L'affaire traîne depuis 2022
Pour comprendre toute l'affaire, il faut remonter à 2022, date à laquelle Meta télécharge la base LibGen à des fins de test. Au printemps 2023, faute d’accords de licence, une décision interne est prise d'utiliser ces copies de livres comme données d’entraînement. En juillet 2023, une plainte collective est déposée (numéro 23-cv-03417), tandis que, parallèlement, sur la période de février 2023 à avril 2024, Meta publie successivement Llama 1, Llama 2 et Llama 3.
Début 2024, Meta télécharge également Anna’s Archive, autre gigantesque "shadow library". Au moins 666 copies de livres ont été téléchargées pour entraîner les modèles d'IA de la firme, d'après la justice. Le vrai chiffre est sûrement bien supérieur, cette base contenant plus de 50 millions de livres. En mars 2025, un jugement séparé est annoncé à venir sur la demande DMCA (référence au 25 mars 2025). Finalement, ce 25 juin 2025, une ordonnance du tribunal tranche, rejetant la requête des auteurs et offrant une victoire partielle de Meta au titre du "fair use".
La portée limitée du jugement
Le juge insiste : "Cette décision n’établit pas que l’utilisation par Meta d’œuvres protégées pour entraîner ses modèles de langage est licite ; elle signifie seulement que ces plaignants ont avancé de mauvais arguments". Les conséquences pratiques de cette décision sont les suivantes : si un développeur d’IA n'obtient pas le bénéfice du fair use, il ne devra pas cesser d’entraîner son modèle. "Ainsi, lorsque la copie servant à l’entraînement d’un LLM ne relève pas du fair use, les développeurs de LLM (y compris Meta) n’auront pas à cesser d’utiliser des œuvres protégées pour entraîner leurs modèles ; ils devront simplement verser aux titulaires de droits des licences pour cet entraînement".
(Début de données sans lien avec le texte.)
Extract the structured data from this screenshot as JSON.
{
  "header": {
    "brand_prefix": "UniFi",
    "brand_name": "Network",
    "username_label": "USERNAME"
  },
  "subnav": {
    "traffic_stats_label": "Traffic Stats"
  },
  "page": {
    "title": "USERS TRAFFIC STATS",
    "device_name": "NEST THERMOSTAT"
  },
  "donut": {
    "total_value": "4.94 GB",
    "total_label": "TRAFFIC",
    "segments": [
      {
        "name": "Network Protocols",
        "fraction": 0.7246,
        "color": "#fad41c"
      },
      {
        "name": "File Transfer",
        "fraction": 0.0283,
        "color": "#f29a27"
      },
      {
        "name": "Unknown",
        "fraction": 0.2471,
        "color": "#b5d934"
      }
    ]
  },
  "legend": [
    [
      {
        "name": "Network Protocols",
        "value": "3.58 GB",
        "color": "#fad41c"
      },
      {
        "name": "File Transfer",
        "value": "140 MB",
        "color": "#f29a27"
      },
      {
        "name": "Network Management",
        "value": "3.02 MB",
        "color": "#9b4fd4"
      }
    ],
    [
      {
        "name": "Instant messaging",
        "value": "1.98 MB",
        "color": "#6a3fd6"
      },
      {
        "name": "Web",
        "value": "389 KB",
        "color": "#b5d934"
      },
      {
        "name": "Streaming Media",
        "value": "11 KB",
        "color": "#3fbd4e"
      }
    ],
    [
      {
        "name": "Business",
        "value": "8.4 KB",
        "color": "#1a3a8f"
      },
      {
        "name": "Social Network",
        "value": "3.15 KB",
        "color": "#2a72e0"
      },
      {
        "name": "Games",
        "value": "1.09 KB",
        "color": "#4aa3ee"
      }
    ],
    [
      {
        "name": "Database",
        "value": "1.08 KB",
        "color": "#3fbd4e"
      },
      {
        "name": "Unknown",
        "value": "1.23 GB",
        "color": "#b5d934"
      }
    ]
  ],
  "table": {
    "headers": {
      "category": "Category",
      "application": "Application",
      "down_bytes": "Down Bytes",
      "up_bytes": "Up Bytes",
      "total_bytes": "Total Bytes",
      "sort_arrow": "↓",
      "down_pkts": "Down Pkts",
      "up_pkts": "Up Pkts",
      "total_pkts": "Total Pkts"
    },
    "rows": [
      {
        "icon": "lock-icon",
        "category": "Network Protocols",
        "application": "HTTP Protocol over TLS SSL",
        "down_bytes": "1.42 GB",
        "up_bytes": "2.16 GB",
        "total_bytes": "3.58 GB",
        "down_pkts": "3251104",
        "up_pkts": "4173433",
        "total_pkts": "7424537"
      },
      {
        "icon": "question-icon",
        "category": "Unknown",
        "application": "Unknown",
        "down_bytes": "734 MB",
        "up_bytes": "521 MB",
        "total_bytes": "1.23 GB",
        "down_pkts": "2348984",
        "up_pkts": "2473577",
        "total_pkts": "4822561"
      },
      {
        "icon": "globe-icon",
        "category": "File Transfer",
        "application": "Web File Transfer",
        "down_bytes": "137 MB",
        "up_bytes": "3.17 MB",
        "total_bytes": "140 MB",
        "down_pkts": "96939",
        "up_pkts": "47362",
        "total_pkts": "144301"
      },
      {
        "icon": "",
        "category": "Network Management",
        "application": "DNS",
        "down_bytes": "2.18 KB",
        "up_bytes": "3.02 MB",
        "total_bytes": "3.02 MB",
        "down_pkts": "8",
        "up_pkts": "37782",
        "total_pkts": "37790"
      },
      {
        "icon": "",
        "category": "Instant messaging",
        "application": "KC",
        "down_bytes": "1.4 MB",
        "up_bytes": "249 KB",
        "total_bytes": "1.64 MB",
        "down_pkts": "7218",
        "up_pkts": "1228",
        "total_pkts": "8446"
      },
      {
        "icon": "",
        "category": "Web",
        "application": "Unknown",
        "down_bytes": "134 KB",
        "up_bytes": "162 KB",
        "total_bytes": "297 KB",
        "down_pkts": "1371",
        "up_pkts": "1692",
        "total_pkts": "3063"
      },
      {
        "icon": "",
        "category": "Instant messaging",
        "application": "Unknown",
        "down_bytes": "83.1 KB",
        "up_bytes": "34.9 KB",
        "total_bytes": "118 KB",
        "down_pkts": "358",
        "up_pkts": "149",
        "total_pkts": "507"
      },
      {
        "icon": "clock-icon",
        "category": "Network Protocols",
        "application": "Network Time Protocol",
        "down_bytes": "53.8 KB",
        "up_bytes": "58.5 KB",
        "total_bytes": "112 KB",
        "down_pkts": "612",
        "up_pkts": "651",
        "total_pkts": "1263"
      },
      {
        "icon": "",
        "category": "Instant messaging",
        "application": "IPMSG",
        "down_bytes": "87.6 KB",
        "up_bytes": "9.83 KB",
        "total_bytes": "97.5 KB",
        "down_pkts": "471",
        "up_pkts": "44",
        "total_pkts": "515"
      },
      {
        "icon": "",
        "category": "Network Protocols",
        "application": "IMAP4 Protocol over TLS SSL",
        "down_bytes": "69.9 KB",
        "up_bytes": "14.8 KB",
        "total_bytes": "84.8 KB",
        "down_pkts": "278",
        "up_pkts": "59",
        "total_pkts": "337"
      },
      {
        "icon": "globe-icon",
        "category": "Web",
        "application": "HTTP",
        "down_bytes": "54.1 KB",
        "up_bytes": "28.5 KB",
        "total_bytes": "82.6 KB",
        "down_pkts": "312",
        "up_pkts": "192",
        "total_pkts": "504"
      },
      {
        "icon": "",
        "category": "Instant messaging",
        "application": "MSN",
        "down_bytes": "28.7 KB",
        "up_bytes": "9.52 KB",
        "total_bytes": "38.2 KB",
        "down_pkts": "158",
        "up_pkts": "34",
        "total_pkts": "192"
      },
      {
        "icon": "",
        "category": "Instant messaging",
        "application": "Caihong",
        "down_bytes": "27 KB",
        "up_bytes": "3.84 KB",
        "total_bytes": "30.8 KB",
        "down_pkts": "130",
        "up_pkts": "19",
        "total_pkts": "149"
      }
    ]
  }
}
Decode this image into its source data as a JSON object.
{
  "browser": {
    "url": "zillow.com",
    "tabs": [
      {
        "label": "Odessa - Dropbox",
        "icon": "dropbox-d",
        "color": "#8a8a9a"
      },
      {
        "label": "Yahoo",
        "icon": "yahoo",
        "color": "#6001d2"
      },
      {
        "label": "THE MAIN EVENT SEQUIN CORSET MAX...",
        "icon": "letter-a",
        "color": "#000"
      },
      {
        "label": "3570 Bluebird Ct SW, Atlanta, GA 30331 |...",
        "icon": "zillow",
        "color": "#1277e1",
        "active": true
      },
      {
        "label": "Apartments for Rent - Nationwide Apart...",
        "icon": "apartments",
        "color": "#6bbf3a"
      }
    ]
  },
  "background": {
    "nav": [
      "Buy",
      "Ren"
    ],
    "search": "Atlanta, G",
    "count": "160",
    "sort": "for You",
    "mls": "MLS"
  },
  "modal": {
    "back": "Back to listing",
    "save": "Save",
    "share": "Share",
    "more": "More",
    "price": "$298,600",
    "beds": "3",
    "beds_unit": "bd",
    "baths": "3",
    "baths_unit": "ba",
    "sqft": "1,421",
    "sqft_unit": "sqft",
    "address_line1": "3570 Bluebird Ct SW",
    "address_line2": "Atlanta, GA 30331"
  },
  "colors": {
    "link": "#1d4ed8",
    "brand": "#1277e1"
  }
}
Il s'agit donc de la deuxième décision de justice aux États-Unis à aborder le principe du "fair use" dans le contexte de l’IA générative, après celle du juge William Alsup dans l’affaire Anthropic. Il sera intéressant de suivre si d'autres acteurs de l'IA en bénéficient également à l'avenir. Par exemple Microsoft, récemment attaqué en justice par un groupe d'auteurs qui affirment que la firme a utilisé une collection de près de 200 000 livres piratés pour entraîner son modèle d'intelligence artificielle Megatron.
Leur plainte a été déposée mardi devant le tribunal fédéral de New York. Les auteurs demandent une ordonnance du tribunal bloquant l'infraction commise par Microsoft et des dommages-intérêts légaux pouvant aller jusqu'à 150 000 dollars pour chaque œuvre que la firme aurait utilisée de manière abusive.